Scores on Comparison of Different Fixatives

Fixatives are used to prevent autolysis by inactivating lysosomal enzymes and to stabilize the fine structures both inside and between cells by making macromolecules resistant to dissolving in water and other liquids. The most commonly used fixative for histopathology is a 10% FS because it includes inorganic salts that maintain a near-neutral pH and an osmotic pressure close to that of mammalian extracellular fluid. It is known that despite rapid penetration into tissues, FS has the characteristic of slowly reacting with tissue proteins, especially in the formation of methylene bridges. Therefore, in this examination, it was also considered that FS causes defective preservation of some tissues in intact fish bodies. On the other hand, BF or DF is designed to rapidly penetrate into tissues by mixing with formalin. However, BF and DF have a defect in that they cause artifactual space formation through the shrinking effect of picric acid and ethanol. They have another defect in that they cause hemolysis through the lytic effect of acetic acid. So, we tried to improve the fixing procedures to prevent these artifacts.

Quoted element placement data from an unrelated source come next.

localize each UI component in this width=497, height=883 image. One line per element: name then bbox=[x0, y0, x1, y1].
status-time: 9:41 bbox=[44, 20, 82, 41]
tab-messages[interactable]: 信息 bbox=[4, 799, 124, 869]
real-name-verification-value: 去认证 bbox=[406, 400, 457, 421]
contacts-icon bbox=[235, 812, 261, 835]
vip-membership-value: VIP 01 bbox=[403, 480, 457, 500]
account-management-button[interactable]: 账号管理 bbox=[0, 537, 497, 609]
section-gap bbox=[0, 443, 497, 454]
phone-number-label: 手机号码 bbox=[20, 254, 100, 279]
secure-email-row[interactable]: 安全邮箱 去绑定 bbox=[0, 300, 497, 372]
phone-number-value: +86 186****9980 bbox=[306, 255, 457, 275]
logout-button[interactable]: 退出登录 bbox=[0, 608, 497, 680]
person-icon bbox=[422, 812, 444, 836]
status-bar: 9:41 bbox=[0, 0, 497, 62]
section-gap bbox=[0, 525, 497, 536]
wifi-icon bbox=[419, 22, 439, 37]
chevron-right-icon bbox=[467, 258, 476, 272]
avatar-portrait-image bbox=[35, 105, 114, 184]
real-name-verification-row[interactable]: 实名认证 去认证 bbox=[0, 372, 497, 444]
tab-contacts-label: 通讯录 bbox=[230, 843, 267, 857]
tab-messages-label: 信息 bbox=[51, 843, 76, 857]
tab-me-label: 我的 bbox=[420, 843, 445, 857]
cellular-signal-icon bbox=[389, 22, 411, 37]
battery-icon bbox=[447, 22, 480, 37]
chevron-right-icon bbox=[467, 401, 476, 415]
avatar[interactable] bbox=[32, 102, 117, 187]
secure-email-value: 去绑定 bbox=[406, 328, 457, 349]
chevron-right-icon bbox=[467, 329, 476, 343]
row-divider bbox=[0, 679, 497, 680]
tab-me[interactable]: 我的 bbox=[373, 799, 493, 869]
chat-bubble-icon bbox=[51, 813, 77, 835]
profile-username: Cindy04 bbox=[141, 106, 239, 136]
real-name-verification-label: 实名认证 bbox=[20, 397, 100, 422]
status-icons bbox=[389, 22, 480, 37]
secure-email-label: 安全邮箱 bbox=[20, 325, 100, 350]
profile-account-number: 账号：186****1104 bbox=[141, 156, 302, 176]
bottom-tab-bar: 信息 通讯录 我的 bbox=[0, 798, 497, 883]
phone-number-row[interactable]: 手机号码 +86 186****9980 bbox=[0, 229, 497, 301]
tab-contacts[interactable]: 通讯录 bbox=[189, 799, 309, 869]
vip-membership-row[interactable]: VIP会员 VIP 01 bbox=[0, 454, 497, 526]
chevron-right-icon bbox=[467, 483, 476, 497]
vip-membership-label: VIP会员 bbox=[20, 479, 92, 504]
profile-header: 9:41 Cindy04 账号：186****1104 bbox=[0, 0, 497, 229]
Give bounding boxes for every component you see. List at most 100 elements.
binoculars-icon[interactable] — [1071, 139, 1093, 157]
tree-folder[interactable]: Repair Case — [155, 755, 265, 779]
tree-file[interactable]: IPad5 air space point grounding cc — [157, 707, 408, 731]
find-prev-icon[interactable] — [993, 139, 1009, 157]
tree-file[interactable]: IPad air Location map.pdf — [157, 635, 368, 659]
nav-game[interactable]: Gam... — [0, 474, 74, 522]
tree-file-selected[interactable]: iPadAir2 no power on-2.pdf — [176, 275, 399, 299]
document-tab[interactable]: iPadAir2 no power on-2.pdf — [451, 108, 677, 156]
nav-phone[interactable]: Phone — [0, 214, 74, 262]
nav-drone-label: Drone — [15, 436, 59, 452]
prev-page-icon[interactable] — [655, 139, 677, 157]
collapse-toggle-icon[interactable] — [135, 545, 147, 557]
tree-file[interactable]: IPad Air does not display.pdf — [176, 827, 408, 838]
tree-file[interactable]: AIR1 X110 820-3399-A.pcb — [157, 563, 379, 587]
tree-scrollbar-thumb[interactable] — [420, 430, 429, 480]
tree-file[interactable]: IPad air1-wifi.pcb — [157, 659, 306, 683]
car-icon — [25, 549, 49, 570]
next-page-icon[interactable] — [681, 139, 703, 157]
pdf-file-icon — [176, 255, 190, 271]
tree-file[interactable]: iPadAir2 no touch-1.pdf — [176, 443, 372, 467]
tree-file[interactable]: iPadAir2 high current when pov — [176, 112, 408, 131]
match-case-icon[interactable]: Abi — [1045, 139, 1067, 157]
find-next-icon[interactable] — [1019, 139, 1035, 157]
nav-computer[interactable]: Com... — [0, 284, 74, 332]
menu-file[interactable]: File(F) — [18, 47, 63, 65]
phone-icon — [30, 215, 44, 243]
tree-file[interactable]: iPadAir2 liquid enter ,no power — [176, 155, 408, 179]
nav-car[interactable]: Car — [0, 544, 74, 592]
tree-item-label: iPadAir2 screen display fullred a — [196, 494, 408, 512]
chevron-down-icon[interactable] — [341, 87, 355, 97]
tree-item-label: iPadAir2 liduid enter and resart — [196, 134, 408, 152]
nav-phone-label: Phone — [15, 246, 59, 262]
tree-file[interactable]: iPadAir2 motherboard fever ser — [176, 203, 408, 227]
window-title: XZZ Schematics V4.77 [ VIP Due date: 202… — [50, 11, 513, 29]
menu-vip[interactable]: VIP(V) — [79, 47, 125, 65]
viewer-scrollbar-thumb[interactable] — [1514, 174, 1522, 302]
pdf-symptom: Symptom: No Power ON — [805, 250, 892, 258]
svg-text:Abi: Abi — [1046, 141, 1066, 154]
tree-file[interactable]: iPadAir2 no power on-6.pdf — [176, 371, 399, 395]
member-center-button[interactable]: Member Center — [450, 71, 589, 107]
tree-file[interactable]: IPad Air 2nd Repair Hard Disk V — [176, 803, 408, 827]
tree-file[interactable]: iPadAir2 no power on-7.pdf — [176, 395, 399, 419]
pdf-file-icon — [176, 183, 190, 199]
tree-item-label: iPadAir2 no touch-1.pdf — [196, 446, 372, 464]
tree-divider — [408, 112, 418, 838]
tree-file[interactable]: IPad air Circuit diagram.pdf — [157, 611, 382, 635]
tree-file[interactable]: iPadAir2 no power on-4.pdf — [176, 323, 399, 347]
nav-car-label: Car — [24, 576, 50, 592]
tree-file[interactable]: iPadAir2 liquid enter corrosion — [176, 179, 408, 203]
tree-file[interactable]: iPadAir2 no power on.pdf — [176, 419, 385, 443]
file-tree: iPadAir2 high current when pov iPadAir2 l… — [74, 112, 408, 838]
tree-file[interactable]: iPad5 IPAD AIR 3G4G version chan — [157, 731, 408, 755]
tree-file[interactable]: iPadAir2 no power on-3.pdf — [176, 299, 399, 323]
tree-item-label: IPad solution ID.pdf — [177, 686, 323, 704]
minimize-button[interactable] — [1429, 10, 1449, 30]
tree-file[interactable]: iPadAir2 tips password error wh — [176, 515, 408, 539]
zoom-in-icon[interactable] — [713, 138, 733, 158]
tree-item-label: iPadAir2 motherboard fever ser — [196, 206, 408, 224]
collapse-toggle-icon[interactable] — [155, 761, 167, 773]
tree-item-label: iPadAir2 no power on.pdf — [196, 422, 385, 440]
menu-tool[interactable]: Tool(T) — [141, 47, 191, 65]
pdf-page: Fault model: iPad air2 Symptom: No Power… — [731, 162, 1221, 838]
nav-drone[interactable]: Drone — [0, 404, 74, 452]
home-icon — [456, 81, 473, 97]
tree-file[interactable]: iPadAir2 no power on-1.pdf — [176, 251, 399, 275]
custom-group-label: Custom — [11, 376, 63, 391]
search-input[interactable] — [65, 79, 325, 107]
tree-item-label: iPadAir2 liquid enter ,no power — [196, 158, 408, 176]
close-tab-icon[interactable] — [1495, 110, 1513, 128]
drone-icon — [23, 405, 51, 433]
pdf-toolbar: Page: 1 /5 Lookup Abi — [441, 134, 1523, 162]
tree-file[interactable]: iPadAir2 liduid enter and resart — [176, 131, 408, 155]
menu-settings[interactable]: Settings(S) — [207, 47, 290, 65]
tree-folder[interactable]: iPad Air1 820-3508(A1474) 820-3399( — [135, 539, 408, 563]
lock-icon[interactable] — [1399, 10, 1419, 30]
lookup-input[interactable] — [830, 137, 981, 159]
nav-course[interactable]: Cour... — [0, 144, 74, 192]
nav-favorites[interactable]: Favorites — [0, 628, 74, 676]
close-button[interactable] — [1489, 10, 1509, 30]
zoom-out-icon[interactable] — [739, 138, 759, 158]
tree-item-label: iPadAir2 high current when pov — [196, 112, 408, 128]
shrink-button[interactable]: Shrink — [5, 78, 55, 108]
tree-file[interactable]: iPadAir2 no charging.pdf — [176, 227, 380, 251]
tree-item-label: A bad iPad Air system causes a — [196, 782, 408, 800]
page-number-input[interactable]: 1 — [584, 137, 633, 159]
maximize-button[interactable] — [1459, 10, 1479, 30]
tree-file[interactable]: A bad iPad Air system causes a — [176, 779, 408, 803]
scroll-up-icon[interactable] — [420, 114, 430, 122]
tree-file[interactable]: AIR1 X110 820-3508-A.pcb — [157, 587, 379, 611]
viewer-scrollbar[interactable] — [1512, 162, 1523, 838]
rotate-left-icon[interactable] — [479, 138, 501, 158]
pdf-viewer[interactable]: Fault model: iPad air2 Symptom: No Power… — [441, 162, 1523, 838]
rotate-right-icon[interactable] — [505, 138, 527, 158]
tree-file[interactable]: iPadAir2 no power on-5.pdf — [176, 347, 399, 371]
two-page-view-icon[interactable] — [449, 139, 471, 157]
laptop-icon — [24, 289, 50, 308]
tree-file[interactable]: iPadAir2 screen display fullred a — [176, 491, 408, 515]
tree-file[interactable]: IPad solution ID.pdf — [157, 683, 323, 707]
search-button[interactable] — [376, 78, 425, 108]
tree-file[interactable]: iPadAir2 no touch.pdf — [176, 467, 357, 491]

The double fixation method with glutaraldehyde and osmium, which is a well-known method for biological electron microscopy examinations, was applied. In this improved method, 20% FS was used as the primary fixative, and subsequently BF or DF was used as the secondary fixative. We intended the semi-fixation effect caused by immersion into the primary fixative prevented the artifacts caused by the secondary fixative. We set the temperature and duration for the primary fixation at 4°C and 1 h, respectively, and then we examined both the most suitable fixative and better fixing conditions for the secondary fixation. The results showed that BF is most suitable as the secondary fixative for fixation at 4°C for 5 h for whole bodies of juvenile fish. However, since artifactual space formation in the skin or kidney could not be prevented completely, it may be necessary to use other fixatives if artifactual space formation is obvious in target organs.

Conclusion

The results of the present study showed that the double fixation method with 20% FS and BF is most suitable for fixation of whole bodies of juvenile fish at 4°C. We also examined the whole body-fixation procedures for adult fish (body length: approximately 20 to 25 mm), and we found that fish must be dissected along the ventral midline from the anus to just below the gills and that the abdominal cavity should be opened so that it can be filled with the fixatives.

Disclosure of Potential Conflicts of Interest

The authors declare that they have no conflict of interest.